Het hof is van oordeel dat dit niet het geval is. Door [bedrijf X] is onweersproken aangevoerd dat zij bereid was om het beslag op te heffen tegen afgifte van een bankgarantie en dat de eerste conceptbankgarantie op 16 april 2008 naar haar is gestuurd. Het hof constateert dat er vervolgens diverse concepten zijn gewisseld en dat eerst het zesde concept als uitgangspunt kon dienen voor het stellen van een definitieve bankgarantie op 6 juni 2008. Door UL is niet toegelicht op welke wijze de door [bedrijf X] gestelde eisen aan de te stellen bankgarantie uitzonderlijk of onredelijk waren. Ook is hiervan niet gebleken. De door UL gevorderde kosten moeten dan ook als onredelijk worden aangemerkt, voor zover zij het forfaitaire tarief uit het Rapport Voor-werk II overschrijden. De vordering zal worden toegewezen tot een bedrag gelijk aan twee punten van het toepasselijke liquidatietarief, te weten € 1.788,00.
Slotsom
5.1 De grieven in het principaal hoger beroep falen, zodat het bestreden vonnis in conventie zal worden bekrachtigd met veroordeling van [bedrijf X] als de in het ongelijk gestelde partij in de kosten van het principaal hoger beroep, uitvoerbaar bij voorraad, zoals gevorderd en vermeerderd met de gevorderde wettelijke rente op de navolgende wijze.

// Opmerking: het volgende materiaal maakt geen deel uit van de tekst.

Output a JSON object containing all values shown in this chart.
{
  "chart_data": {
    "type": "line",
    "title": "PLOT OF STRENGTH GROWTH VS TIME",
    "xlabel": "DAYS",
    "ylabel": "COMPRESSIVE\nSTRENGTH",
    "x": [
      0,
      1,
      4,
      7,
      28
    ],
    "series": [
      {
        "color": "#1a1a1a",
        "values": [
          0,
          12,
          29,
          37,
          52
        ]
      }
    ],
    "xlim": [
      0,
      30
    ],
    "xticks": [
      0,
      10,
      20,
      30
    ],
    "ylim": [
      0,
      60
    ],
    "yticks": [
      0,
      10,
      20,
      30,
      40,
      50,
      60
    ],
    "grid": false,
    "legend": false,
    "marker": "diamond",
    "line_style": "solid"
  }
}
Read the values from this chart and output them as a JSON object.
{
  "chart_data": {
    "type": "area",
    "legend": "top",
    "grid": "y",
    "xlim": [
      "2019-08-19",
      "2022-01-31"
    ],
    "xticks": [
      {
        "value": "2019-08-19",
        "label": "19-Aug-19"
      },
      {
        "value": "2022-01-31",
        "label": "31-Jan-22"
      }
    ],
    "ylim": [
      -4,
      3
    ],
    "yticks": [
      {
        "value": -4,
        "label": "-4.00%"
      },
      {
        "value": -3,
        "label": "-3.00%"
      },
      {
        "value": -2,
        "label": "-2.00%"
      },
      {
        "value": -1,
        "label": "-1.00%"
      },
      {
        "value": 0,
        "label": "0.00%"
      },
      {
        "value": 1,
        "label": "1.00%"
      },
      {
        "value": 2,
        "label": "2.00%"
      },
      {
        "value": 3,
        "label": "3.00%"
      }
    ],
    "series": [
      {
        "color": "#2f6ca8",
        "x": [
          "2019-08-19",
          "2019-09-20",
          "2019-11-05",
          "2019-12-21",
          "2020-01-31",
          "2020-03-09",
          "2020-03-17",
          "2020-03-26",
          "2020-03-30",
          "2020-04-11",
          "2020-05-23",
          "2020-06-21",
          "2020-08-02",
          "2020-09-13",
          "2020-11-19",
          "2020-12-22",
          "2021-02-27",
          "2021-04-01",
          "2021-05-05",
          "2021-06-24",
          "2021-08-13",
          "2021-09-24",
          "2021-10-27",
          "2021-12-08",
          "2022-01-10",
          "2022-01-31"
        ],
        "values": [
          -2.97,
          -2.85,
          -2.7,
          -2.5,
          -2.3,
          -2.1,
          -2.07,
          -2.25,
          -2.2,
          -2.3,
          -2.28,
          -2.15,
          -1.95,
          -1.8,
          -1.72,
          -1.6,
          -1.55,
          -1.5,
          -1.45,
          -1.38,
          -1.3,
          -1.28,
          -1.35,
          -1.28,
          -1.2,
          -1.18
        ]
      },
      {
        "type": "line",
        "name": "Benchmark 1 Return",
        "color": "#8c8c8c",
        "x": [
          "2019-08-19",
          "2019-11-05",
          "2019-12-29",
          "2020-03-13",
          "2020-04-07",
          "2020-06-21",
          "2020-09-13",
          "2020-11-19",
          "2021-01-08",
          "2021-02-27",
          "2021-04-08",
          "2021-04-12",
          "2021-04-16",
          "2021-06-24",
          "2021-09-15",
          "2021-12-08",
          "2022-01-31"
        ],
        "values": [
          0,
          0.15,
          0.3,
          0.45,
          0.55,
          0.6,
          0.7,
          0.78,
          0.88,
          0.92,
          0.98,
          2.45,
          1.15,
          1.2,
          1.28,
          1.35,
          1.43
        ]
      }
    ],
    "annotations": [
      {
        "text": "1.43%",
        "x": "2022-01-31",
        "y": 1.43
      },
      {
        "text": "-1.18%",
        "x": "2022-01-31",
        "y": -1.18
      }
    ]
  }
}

5.2 De grief in het incidenteel hoger beroep slaagt, zodat het bestreden vonnis in reconventie zal worden vernietigd. [bedrijf X] zal als de overwegend in het ongelijk gestelde partij in de kosten van het incidenteel hoger beroep worden veroordeeld, uitvoerbaar bij voorraad, zoals gevorderd en vermeerderd met de wettelijke rente op navolgende wijze.
6. De beslissing
Het hof, recht doende
in het principaal hoger beroep:
- bekrachtigt het vonnis van de rechtbank Arnhem van 3 juni 2009 voor zover in conventie gewezen;
- veroordeelt [bedrijf X] in de kosten van het hoger beroep, tot aan deze uitspraak aan de zijde van UL begroot op € 2.682,00 voor salaris overeenkomstig het liquidatietarief en op
€ 6.174,00 voor griffierecht, vermeerderd met de wettelijke rente met ingang van veertien dagen na de datum van het te wijzen arrest tot de dag van betaling;
- wijst af het meer of anders gevorderde;
in het incidenteel hoger beroep:
- vernietigt het vonnis van de rechtbank Arnhem van 3 juni 2009 voor zover in reconventie gewezen, en doet opnieuw recht;
- verklaart voor recht dat [bedrijf X] onrechtmatig jegens UL heeft gehandeld door het leggen van het conservatoire (derden)beslag ten laste van UL;
- veroordeelt [bedrijf X] om aan UL te betalen een bedrag van USD 39.650,67, te vermeerderen met de wettelijke rente vanaf de individuele betaaldata waarop UL aan ABN AMRO en Bank of America de kosten voor de bankgarantie heeft betaald, tot de dag van betaling;
- veroordeelt [bedrijf X] om aan UL te betalen een bedrag van € 1.788,00, te vermeerderen met de wettelijke rente vanaf 6 juni 2008;
- veroordeelt [bedrijf X] om aan UL te betalen alle schade die UL heeft geleden ten gevolge van de kosten die zij heeft moeten maken voor het aanhouden van een bankgarantie na 6 augustus 2010, nader op te maken bij staat en te vereffenen volgens de wet;
- veroordeelt [bedrijf X] in de kosten van het hoger beroep, tot aan deze uitspraak aan de zijde van UL begroot op € 1.341,00 voor salaris overeenkomstig het liquidatietarief, vermeerderd met de wettelijke rente met ingang van veertien dagen na de datum van het te wijzen arrest tot de dag van betaling;
- wijst af het meer of anders gevorderde;
in het principaal en incidenteel hoger beroep:
- verklaart de veroordelingen uitvoerbaar bij voorraad.
Dit arrest is gewezen door mrs. Ch.E. Bethlem, P.H. van Ginkel en V. van den Brink
en is in tegenwoordigheid van de griffier in het openbaar uitgesproken op 22 februari 2011.